LLOYDS Banking Group is to hold talks with the European Commission over the future of Scottish online bank Intelligent Finance after it was withdrawn from last week’s sale of assets to the Co-operative group.
IF, which operates mainly from sites in Edinburgh, Livingston and Rosyth, was a surprise omission in the £750 million deal. Lloyds will now meet EC officials to determine whether it has to find another buyer as IF was included in the parcel of assets which Lloyds was forced to sell in exchange for receiving rescue funding from the taxpayer.
The Co-op, which acquired 632 Lloyds branches, the TSB brand and the Cheltenham & Gloucester mortgage business, rejected IF in order to reduce the liabilities it was prepared to take on to its balance sheet.
“It was part of the original mandate so Lloyds will have to go back to the EC and find out what happens next,” said a source close to the bank.
IF was launched 12 years ago as a pioneer of online banking and at its peak, just before the banking crash, was valued at £700m and employed about 2,300 staff. It is now thought to employ about 1,000. The company was one of the businesses included in Lloyds acquisition of HBOS.
But IF pulled out of selling direct mortgages in 2007 and exited mortgages altogether two years later under a Lloyds restructure, leaving it to offer mainly savings products.
Jim Spowart, the Scot who founded IF, said the business could easily have been sold or floated. Despite being integrated into the main bank, he thinks either option could still be viable – but a buyer would need deep pockets to meet capital requirements. He said he was not involved in any move to acquire it.
“It was a very healthy business that broke even, and it was gathering momentum and pace,” he said.
Lloyds is expected to build on progress made in the first quarter when it reports half-year figures on Thursday.
The taxpayer-backed bank is forecast to report pre-tax profits of about £1.3 billion against a loss of more than £3bn a year earlier. Chief executive Antonio Horta-Osorio is likely to stress the strengthening of the balance sheet, deposit growth and improved lending to small firms. He is unlikely to provide much detail on the bank’s exposure to the Libor rate-rigging scandal.
Ian Gordon, a banking analyst at Investec, said the City will also be interested to see how much the bank’s balance sheet has shrunk in the period as Lloyds scales back its business.
“In the first quarter we saw faster shrinkage than had been expected,” Gordon said. “I expect that will continue, although perhaps not quite as fast.
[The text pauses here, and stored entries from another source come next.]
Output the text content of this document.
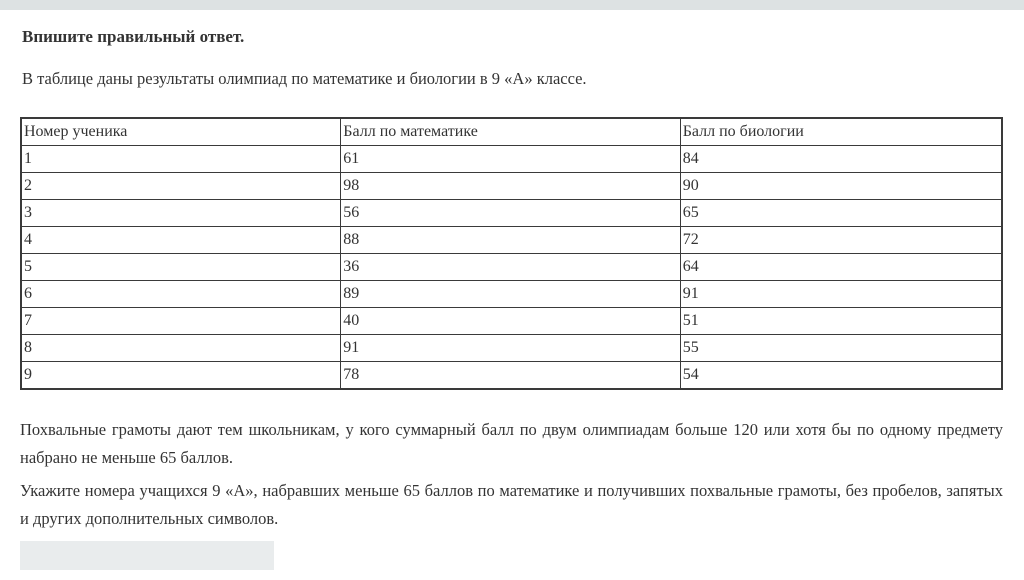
Впишите правильный ответ.

В таблице даны результаты олимпиад по математике и биологии в 9 «А» классе.

Номер ученика	Балл по математике	Балл по биологии
1	61	84
2	98	90
3	56	65
4	88	72
5	36	64
6	89	91
7	40	51
8	91	55
9	78	54

Похвальные грамоты дают тем школьникам, у кого суммарный балл по двум олимпиадам больше 120 или хотя бы по одному предмету набрано не меньше 65 баллов.

Укажите номера учащихся 9 «А», набравших меньше 65 баллов по математике и получивших похвальные грамоты, без пробелов, запятых и других дополнительных символов.
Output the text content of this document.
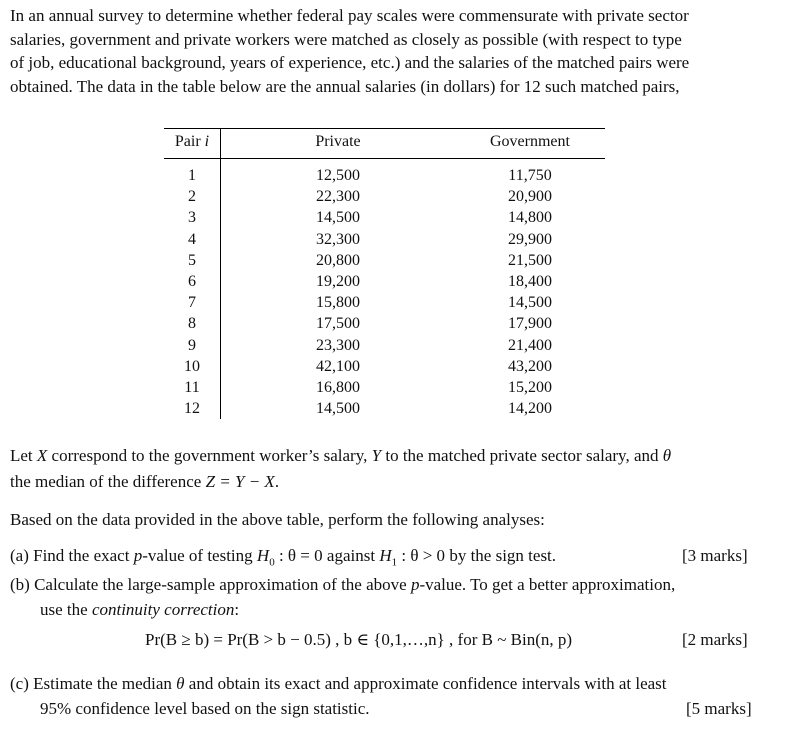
In an annual survey to determine whether federal pay scales were commensurate with private sector
salaries, government and private workers were matched as closely as possible (with respect to type
of job, educational background, years of experience, etc.) and the salaries of the matched pairs were
obtained. The data in the table below are the annual salaries (in dollars) for 12 such matched pairs,
Pair i	Private	Government
1	12,500	11,750
2	22,300	20,900
3	14,500	14,800
4	32,300	29,900
5	20,800	21,500
6	19,200	18,400
7	15,800	14,500
8	17,500	17,900
9	23,300	21,400
10	42,100	43,200
11	16,800	15,200
12	14,500	14,200
Let X correspond to the government worker’s salary, Y to the matched private sector salary, and θ
the median of the difference Z = Y − X.
Based on the data provided in the above table, perform the following analyses:
(a) Find the exact p-value of testing $H_0$ : θ = 0 against $H_1$ : θ > 0 by the sign test.	[3 marks]
(b) Calculate the large-sample approximation of the above p-value. To get a better approximation,
use the continuity correction:
Pr(B ≥ b) = Pr(B > b − 0.5) , b ∈ {0,1,…,n} , for B ~ Bin(n, p)	[2 marks]
(c) Estimate the median θ and obtain its exact and approximate confidence intervals with at least
95% confidence level based on the sign statistic.	[5 marks]
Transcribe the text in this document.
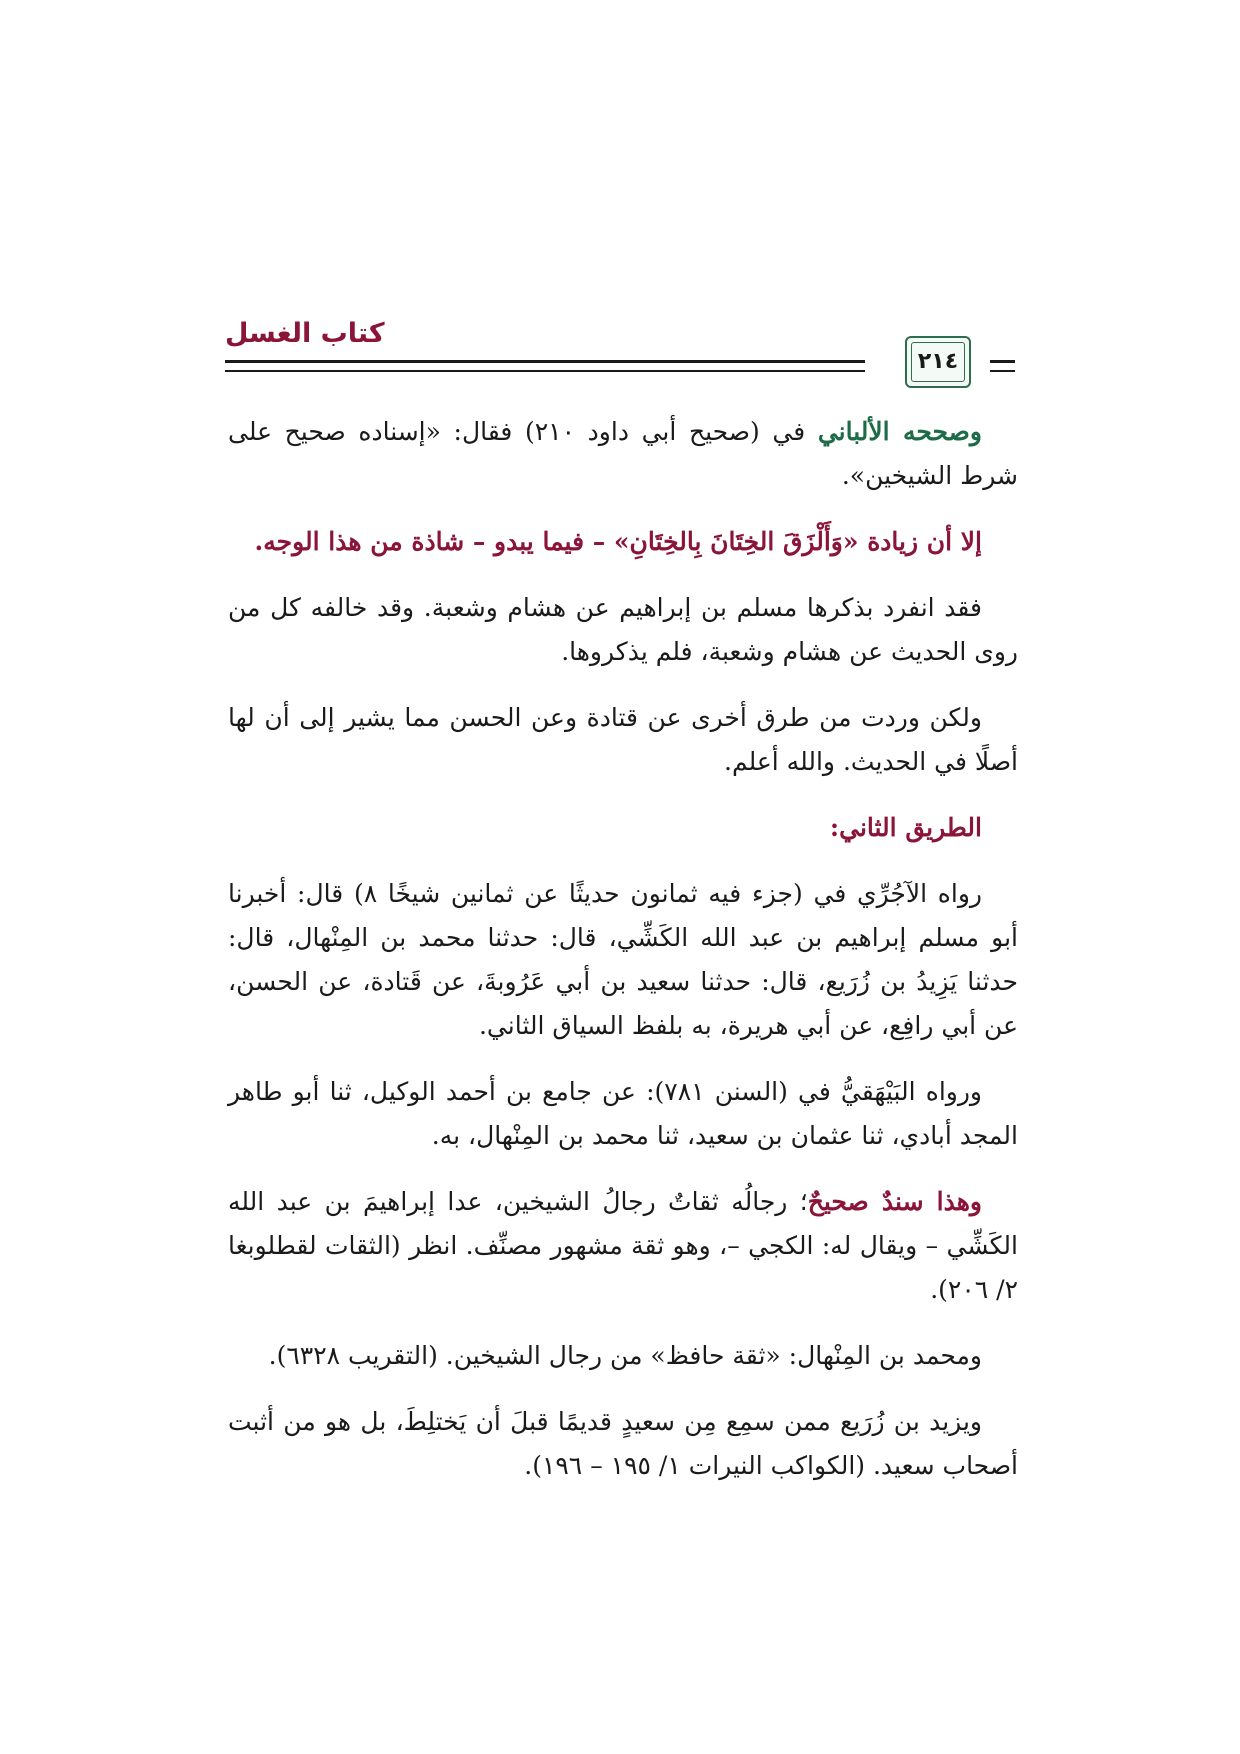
كتاب الغسل
٢١٤

وصححه الألباني في (صحيح أبي داود ٢١٠) فقال: «إسناده صحيح على شرط الشيخين».

إلا أن زيادة «وَأَلْزَقَ الخِتَانَ بِالخِتَانِ» – فيما يبدو – شاذة من هذا الوجه.

فقد انفرد بذكرها مسلم بن إبراهيم عن هشام وشعبة. وقد خالفه كل من روى الحديث عن هشام وشعبة، فلم يذكروها.

ولكن وردت من طرق أخرى عن قتادة وعن الحسن مما يشير إلى أن لها أصلًا في الحديث. والله أعلم.

الطريق الثاني:

رواه الآجُرِّي في (جزء فيه ثمانون حديثًا عن ثمانين شيخًا ٨) قال: أخبرنا أبو مسلم إبراهيم بن عبد الله الكَشِّي، قال: حدثنا محمد بن المِنْهال، قال: حدثنا يَزِيدُ بن زُرَيع، قال: حدثنا سعيد بن أبي عَرُوبةَ، عن قَتادة، عن الحسن، عن أبي رافِع، عن أبي هريرة، به بلفظ السياق الثاني.

ورواه البَيْهَقيُّ في (السنن ٧٨١): عن جامع بن أحمد الوكيل، ثنا أبو طاهر المجد أبادي، ثنا عثمان بن سعيد، ثنا محمد بن المِنْهال، به.

وهذا سندٌ صحيحٌ؛ رجالُه ثقاتٌ رجالُ الشيخين، عدا إبراهيمَ بن عبد الله الكَشِّي – ويقال له: الكجي –، وهو ثقة مشهور مصنِّف. انظر (الثقات لقطلوبغا ٢/ ٢٠٦).

ومحمد بن المِنْهال: «ثقة حافظ» من رجال الشيخين. (التقريب ٦٣٢٨).

ويزيد بن زُرَيع ممن سمِع مِن سعيدٍ قديمًا قبلَ أن يَختلِطَ، بل هو من أثبت أصحاب سعيد. (الكواكب النيرات ١/ ١٩٥ – ١٩٦).
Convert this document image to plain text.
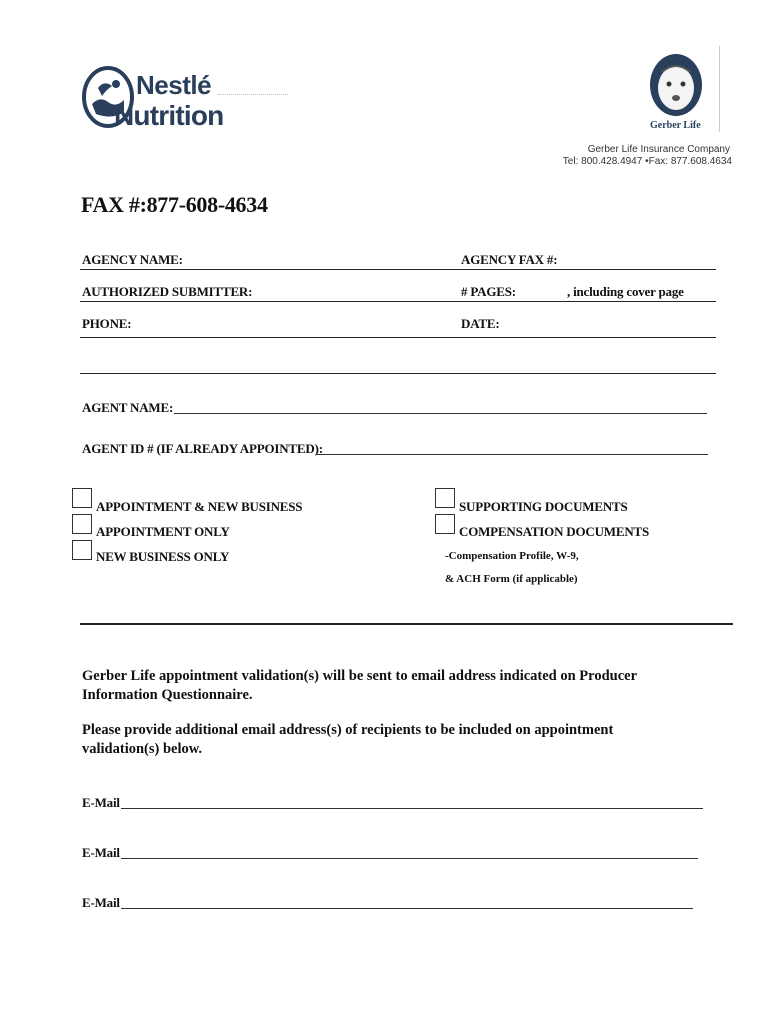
Nestlé
Nutrition	Gerber Life
Gerber Life Insurance Company
Tel: 800.428.4947 •Fax: 877.608.4634
FAX #:877-608-4634
AGENCY NAME:	AGENCY FAX #:
AUTHORIZED SUBMITTER:	# PAGES:	, including cover page
PHONE:	DATE:
AGENT NAME:
AGENT ID # (IF ALREADY APPOINTED):
APPOINTMENT & NEW BUSINESS
APPOINTMENT ONLY
NEW BUSINESS ONLY
SUPPORTING DOCUMENTS
COMPENSATION DOCUMENTS
-Compensation Profile, W-9,
& ACH Form (if applicable)
Gerber Life appointment validation(s) will be sent to email address indicated on Producer Information Questionnaire.
Please provide additional email address(s) of recipients to be included on appointment validation(s) below.
E-Mail
E-Mail
E-Mail
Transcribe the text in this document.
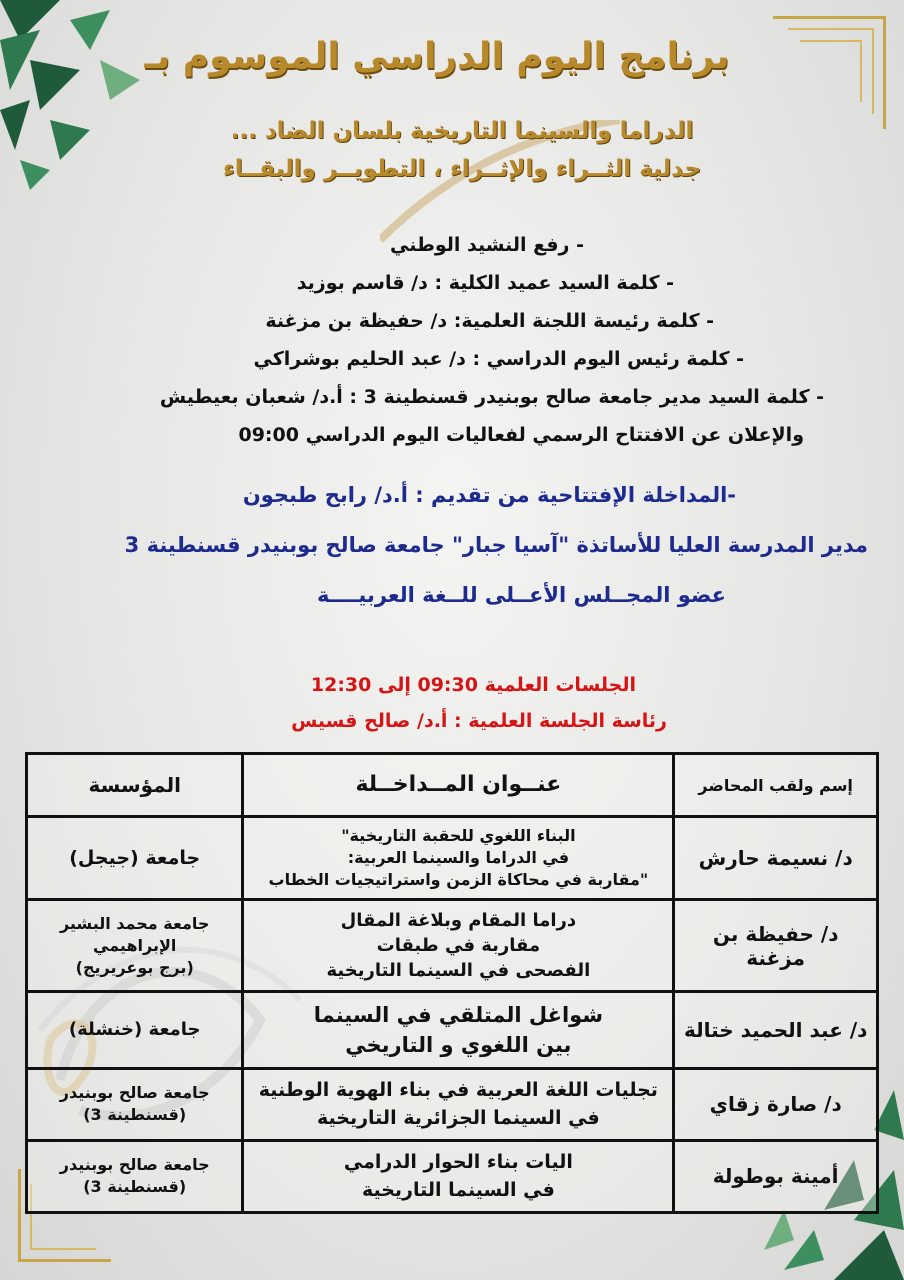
برنامج اليوم الدراسي الموسوم بـ
الدراما والسينما التاريخية بلسان الضاد ...
جدلية الثــراء والإثــراء ، التطويــر والبقــاء

- رفع النشيد الوطني

- كلمة السيد عميد الكلية : د/ قاسم بوزيد

- كلمة رئيسة اللجنة العلمية: د/ حفيظة بن مزغنة

- كلمة رئيس اليوم الدراسي : د/ عبد الحليم بوشراكي

- كلمة السيد مدير جامعة صالح بوبنيدر قسنطينة 3 : أ.د/ شعبان بعيطيش

والإعلان عن الافتتاح الرسمي لفعاليات اليوم الدراسي 09:00

-المداخلة الإفتتاحية من تقديم : أ.د/ رابح طبجون
مدير المدرسة العليا للأساتذة "آسيا جبار" جامعة صالح بوبنيدر قسنطينة 3
عضو المجــلس الأعــلى للــغة العربيــــة
الجلسات العلمية 09:30 إلى 12:30
رئاسة الجلسة العلمية : أ.د/ صالح قسيس
إسم ولقب المحاضر	عنــوان المــداخــلة	المؤسسة
د/ نسيمة حارش	البناء اللغوي للحقبة التاريخية"
في الدراما والسينما العربية:
"مقاربة في محاكاة الزمن واستراتيجيات الخطاب	جامعة (جيجل)

د/ حفيظة بن مزغنة	دراما المقام وبلاغة المقال
مقاربة في طبقات
الفصحى في السينما التاريخية	جامعة محمد البشير
الإبراهيمي
(برج بوعريريج)

د/ عبد الحميد ختالة	شواغل المتلقي في السينما
بين اللغوي و التاريخي	جامعة (خنشلة)

د/ صارة زقاي	تجليات اللغة العربية في بناء الهوية الوطنية
في السينما الجزائرية التاريخية	جامعة صالح بوبنيدر
(قسنطينة 3)

أمينة بوطولة	اليات بناء الحوار الدرامي
في السينما التاريخية	جامعة صالح بوبنيدر
(قسنطينة 3)
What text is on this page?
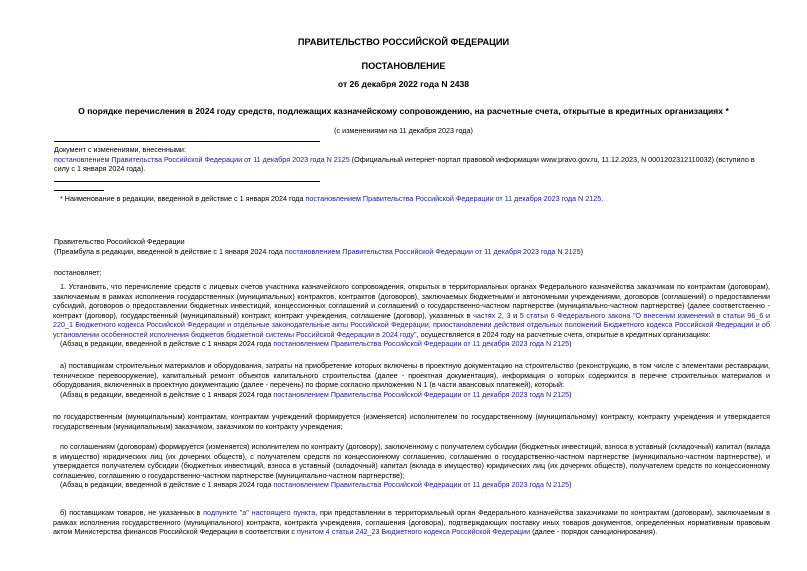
ПРАВИТЕЛЬСТВО РОССИЙСКОЙ ФЕДЕРАЦИИ
ПОСТАНОВЛЕНИЕ
от 26 декабря 2022 года N 2438
О порядке перечисления в 2024 году средств, подлежащих казначейскому сопровождению, на расчетные счета, открытые в кредитных организациях *
(с изменениями на 11 декабря 2023 года)
Документ с изменениями, внесенными:
постановлением Правительства Российской Федерации от 11 декабря 2023 года N 2125 (Официальный интернет-портал правовой информации www.pravo.gov.ru, 11.12.2023, N 0001202312110032) (вступило в
силу с 1 января 2024 года).
* Наименование в редакции, введенной в действие с 1 января 2024 года постановлением Правительства Российской Федерации от 11 декабря 2023 года N 2125.
Правительство Российской Федерации
(Преамбула в редакции, введенной в действие с 1 января 2024 года постановлением Правительства Российской Федерации от 11 декабря 2023 года N 2125)
постановляет:
1. Установить, что перечисление средств с лицевых счетов участника казначейского сопровождения, открытых в территориальных органах Федерального казначейства заказчикам по контрактам (договорам), заключаемым в рамках исполнения государственных (муниципальных) контрактов, контрактов (договоров), заключаемых бюджетными и автономными учреждениями, договоров (соглашений) о предоставлении субсидий, договоров о предоставлении бюджетных инвестиций, концессионных соглашений и соглашений о государственно-частном партнерстве (муниципально-частном партнерстве) (далее соответственно - контракт (договор), государственный (муниципальный) контракт, контракт учреждения, соглашение (договор), указанных в частях 2, 3 и 5 статьи 6 Федерального закона "О внесении изменений в статьи 96_6 и 220_1 Бюджетного кодекса Российской Федерации и отдельные законодательные акты Российской Федерации, приостановлении действия отдельных положений Бюджетного кодекса Российской Федерации и об установлении особенностей исполнения бюджетов бюджетной системы Российской Федерации в 2024 году", осуществляется в 2024 году на расчетные счета, открытые в кредитных организациях:
(Абзац в редакции, введенной в действие с 1 января 2024 года постановлением Правительства Российской Федерации от 11 декабря 2023 года N 2125)
а) поставщикам строительных материалов и оборудования, затраты на приобретение которых включены в проектную документацию на строительство (реконструкцию, в том числе с элементами реставрации, техническое перевооружение), капитальный ремонт объектов капитального строительства (далее - проектная документация), информация о которых содержится в перечне строительных материалов и оборудования, включенных в проектную документацию (далее - перечень) по форме согласно приложению N 1 (в части авансовых платежей), который:
(Абзац в редакции, введенной в действие с 1 января 2024 года постановлением Правительства Российской Федерации от 11 декабря 2023 года N 2125)
по государственным (муниципальным) контрактам, контрактам учреждений формируется (изменяется) исполнителем по государственному (муниципальному) контракту, контракту учреждения и утверждается государственным (муниципальным) заказчиком, заказчиком по контракту учреждения;
по соглашениям (договорам) формируется (изменяется) исполнителем по контракту (договору), заключенному с получателем субсидии (бюджетных инвестиций, взноса в уставный (складочный) капитал (вклада в имущество) юридических лиц (их дочерних обществ), с получателем средств по концессионному соглашению, соглашению о государственно-частном партнерстве (муниципально-частном партнерстве), и утверждается получателем субсидии (бюджетных инвестиций, взноса в уставный (складочный) капитал (вклада в имущество) юридических лиц (их дочерних обществ), получателем средств по концессионному соглашению, соглашению о государственно-частном партнерстве (муниципально-частном партнерстве);
(Абзац в редакции, введенной в действие с 1 января 2024 года постановлением Правительства Российской Федерации от 11 декабря 2023 года N 2125)
б) поставщикам товаров, не указанных в подпункте "а" настоящего пункта, при представлении в территориальный орган Федерального казначейства заказчиками по контрактам (договорам), заключаемым в рамках исполнения государственного (муниципального) контракта, контракта учреждения, соглашения (договора), подтверждающих поставку иных товаров документов, определенных нормативным правовым актом Министерства финансов Российской Федерации в соответствии с пунктом 4 статьи 242_23 Бюджетного кодекса Российской Федерации (далее - порядок санкционирования).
Offsetting that, we should see greater stability in terms of margins.”
Nic Clarke, at Charles Stanley, said Lloyds has made good progress but the process of ridding itself of non-core business continued to weigh on performance.
“It has improved its funding and capital position and the net interest margin was largely unchanged in the first quarter,” he said. “But most importantly in the first quarter of 2012 the bad debt charge was substantially lower than the previous quarter and Q1 2011.”
Barclays is also expected to report a solid improvement this week, with profits forecast at a little under £4bn, compared to £3.6bn the year before.
Gordon said it is unlikely the bank will be able to offer much insight on the potential costs of the Libor fixing scandal.